All patients are different, of course, and what might work for one person might not be appropriate for another. How do you choose which treatment is right for a patient? 

Dr. Eytan Stein:

So, it’s an individualized decision. So, what you’re talking to the patient, as we talked about at the very beginning, is you really need to understand the patient’s goals for treatment. You need to understand the anticipated benefit of the treatment that you’re offering and need to understand the side effects of the treatment. 

So, and that sort of becomes the puzzle that you work with the patient at putting together. That is how well do I expect this treatment to work? What are the potential side effects of the treatment, and what are the patient’s goals? And when you sort of lay all those different pieces out, you then usually come up with something that becomes pretty clear what the best thing to do is.  

So, I’ll give you just a very concrete example of this. Sometimes, we have treatments where the medical data would suggest that they might work as well as one another, right? There’s no clear difference between each of the two treatments. But maybe one of the two treatments requires you to be in the hospital, and one of the treatments allows you to be at home.  

So, that’s an important discussion to have with the patient because some patients, believe it or not, want to be in the hospital, because they’re worried about being at home and having to manage this all themselves. Some patients don’t want to be in the hospital. Some patients want to be at home, because they’re scared of the hospital, or they’re worried the food’s going to be terrible.  
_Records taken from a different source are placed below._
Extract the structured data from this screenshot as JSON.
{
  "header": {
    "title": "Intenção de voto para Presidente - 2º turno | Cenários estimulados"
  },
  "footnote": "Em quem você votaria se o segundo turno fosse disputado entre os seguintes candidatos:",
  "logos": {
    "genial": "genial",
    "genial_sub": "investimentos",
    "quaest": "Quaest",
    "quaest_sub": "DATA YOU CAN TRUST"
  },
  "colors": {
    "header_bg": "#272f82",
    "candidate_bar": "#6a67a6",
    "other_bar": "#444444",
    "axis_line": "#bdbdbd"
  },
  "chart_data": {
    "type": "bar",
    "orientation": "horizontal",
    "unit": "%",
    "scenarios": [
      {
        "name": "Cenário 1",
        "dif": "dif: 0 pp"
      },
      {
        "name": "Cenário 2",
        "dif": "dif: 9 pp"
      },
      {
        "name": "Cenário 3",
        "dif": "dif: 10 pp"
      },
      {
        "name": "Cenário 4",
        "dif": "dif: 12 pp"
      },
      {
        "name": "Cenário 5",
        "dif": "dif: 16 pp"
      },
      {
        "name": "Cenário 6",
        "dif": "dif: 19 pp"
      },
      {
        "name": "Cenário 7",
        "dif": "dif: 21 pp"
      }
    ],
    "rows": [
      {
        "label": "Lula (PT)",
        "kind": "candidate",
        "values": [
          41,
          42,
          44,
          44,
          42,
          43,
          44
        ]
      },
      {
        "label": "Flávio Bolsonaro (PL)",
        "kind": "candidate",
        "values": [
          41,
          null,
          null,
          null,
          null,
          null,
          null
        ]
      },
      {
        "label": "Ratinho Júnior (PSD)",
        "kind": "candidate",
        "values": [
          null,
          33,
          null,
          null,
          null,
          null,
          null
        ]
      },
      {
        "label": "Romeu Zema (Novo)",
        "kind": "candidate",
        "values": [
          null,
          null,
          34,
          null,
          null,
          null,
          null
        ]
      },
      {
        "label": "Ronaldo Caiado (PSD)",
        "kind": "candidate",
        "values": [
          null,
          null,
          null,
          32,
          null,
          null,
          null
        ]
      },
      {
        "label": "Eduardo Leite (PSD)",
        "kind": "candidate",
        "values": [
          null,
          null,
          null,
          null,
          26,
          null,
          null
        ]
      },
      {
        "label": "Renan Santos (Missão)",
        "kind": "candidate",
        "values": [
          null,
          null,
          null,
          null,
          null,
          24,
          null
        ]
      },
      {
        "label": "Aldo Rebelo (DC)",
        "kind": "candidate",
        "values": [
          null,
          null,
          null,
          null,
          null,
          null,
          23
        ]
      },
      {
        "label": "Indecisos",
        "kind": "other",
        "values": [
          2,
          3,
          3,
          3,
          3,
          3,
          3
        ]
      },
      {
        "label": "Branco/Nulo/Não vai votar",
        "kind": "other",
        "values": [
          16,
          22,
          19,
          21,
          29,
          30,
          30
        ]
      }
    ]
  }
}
And then, that would be important in helping the patient make the decision for their treatment. 

Katherine Banwell:

Right. You mentioned earlier, Dr. Stein, the difference in ages and how you would treat different people depending on their age. So, when you’re choosing a treatment, you obviously look at age. What else? Things like comorbidities? 

Dr. Eytan Stein:

Yeah, so age, so I’m not ageist. So, it’s more that as people get older – and this is just a fact of life – as everyone gets older, their organs don’t work quite as well anymore, right? Things start breaking down as you get older. So, certain treatments aren’t appropriate for older people because the treatments a younger person, because their organs are working at 100 percent, may be able to handle it, while an older person, where their organs might only be working at 60, 70 percent, the treatment might not be as good of a choice for them. 

So, that’s what I mean. So, as people age, their comorbidities increase. So, we always look at comorbidities, and if you had an 80-year-old that was running marathons, I might think about their treatment differently than an 80-year-old who is not running marathons. But most 80- and 85-year-olds aren’t running marathons, so that’s why we sometimes think about their treatment differently.